The influence of Wolffian ducts significantly affects the later stage of development of the Mullerian ducts. The association of these two structures is required for the correct elongation of the Mullerian ducts, while specification and invagination are independent of these structures. The influence of the Wolffian ducts contributes to the elongation of the Mullerian ducts. This process occurs through the secretion of a local signaling molecule that induces Mullerian duct cell proliferation. WNT9B is a Wolffian duct-derived factor that is necessary for the elongation of the Mullerian ducts. Further, researchers have observed the Mullerian duct to elongate through the proliferation and active migration of the MDE. These proliferating cells are located at the tip of the MDE and have a high proliferation index.
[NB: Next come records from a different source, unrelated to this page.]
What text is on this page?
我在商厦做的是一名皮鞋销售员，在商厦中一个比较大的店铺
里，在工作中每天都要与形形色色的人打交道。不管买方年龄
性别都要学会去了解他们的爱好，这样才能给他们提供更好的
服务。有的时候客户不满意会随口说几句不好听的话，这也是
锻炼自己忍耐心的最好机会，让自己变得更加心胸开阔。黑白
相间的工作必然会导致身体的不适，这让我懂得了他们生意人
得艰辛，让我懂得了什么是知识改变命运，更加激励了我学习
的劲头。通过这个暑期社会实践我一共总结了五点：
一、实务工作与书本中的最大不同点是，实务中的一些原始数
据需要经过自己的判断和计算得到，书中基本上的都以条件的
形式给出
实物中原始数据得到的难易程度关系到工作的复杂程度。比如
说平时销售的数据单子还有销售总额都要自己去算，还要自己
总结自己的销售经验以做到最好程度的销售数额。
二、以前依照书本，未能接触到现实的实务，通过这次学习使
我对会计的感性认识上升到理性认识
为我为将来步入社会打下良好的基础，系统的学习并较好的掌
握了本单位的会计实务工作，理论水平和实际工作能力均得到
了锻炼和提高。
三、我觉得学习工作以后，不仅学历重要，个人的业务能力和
This elongation uses the phosphatidylinositol 3-kinase signaling pathway, which is typically activated by tyrosine-kinase receptors.[1]

Function

The function of the Mullerian ducts is to give rise to the organs that function in female reproduction.
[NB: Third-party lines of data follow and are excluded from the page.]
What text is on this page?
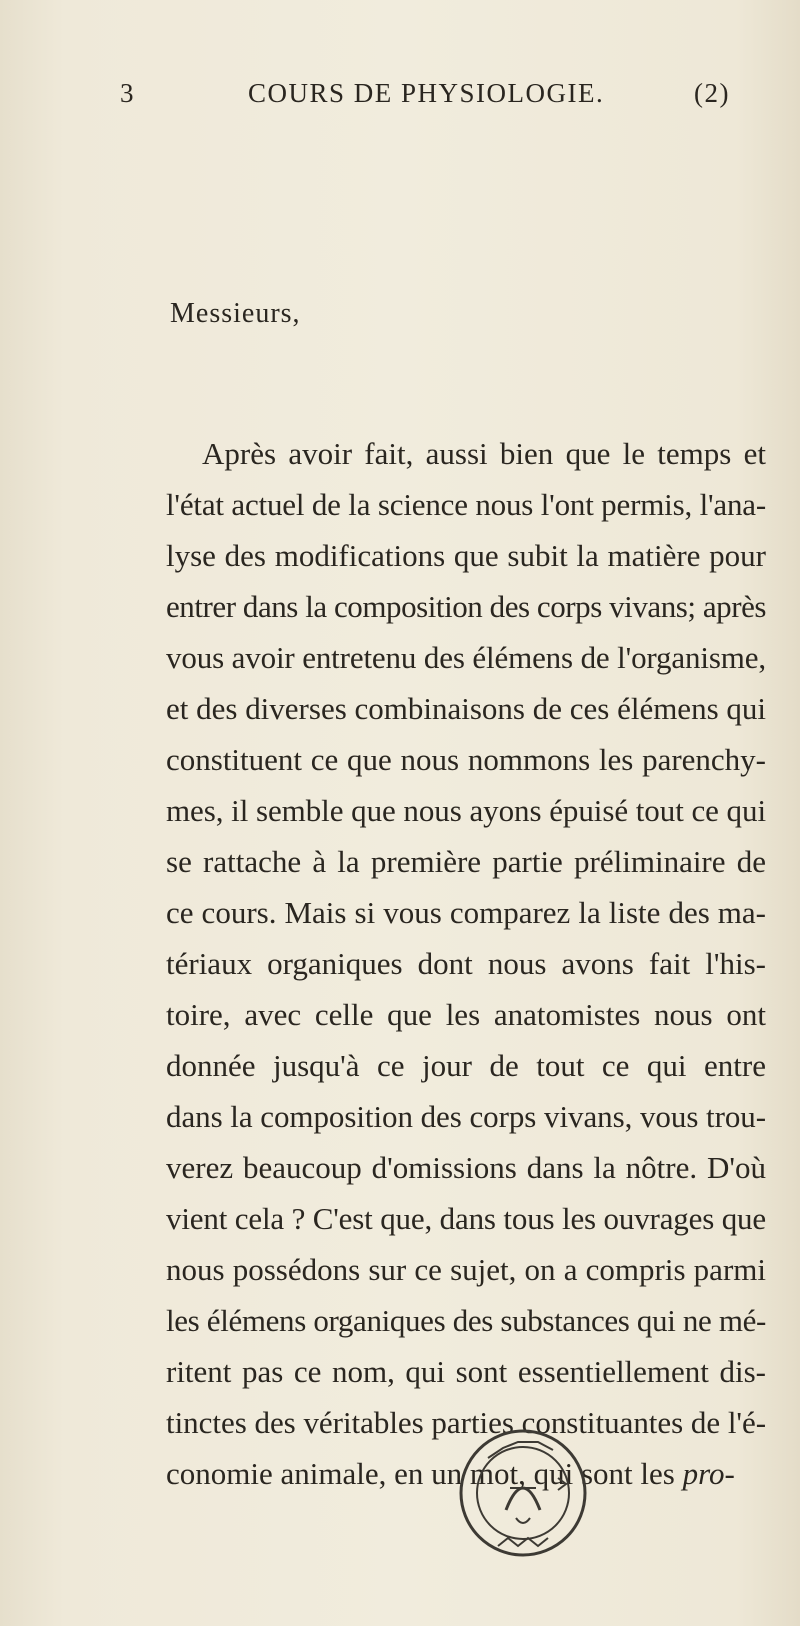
3	COURS DE PHYSIOLOGIE.	(2)
Messieurs,
Après avoir fait, aussi bien que le temps et
l'état actuel de la science nous l'ont permis, l'ana-
lyse des modifications que subit la matière pour
entrer dans la composition des corps vivans; après
vous avoir entretenu des élémens de l'organisme,
et des diverses combinaisons de ces élémens qui
constituent ce que nous nommons les parenchy-
mes, il semble que nous ayons épuisé tout ce qui
se rattache à la première partie préliminaire de
ce cours. Mais si vous comparez la liste des ma-
tériaux organiques dont nous avons fait l'his-
toire, avec celle que les anatomistes nous ont
donnée jusqu'à ce jour de tout ce qui entre
dans la composition des corps vivans, vous trou-
verez beaucoup d'omissions dans la nôtre. D'où
vient cela ? C'est que, dans tous les ouvrages que
nous possédons sur ce sujet, on a compris parmi
les élémens organiques des substances qui ne mé-
ritent pas ce nom, qui sont essentiellement dis-
tinctes des véritables parties constituantes de l'é-
conomie animale, en un mot, qui sont les pro-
In the male, these ducts will disappear through atrophy.

Clinical Significance

Anomalies in the female reproductive tract are estimated to be at 0.1 to 3.0% of live births. Because the Mullerian ducts originate from the same mesoderm as the mesonephros, any female reproductive tract anomaly should warrant investigation of renal anomalies. The typical investigation of Mullerian duct anomalies should start with a physical exam. However, the physical exam often is unrevealing. The initial imaging modality should be an ultrasound of the pelvis. Further investigation can be with an MRI, hysterosalpingography, or laparoscopy. The following are the classification of uterine anomalies found and other conditions related to the embryology of the Mullerian ducts.[8][5][6][2]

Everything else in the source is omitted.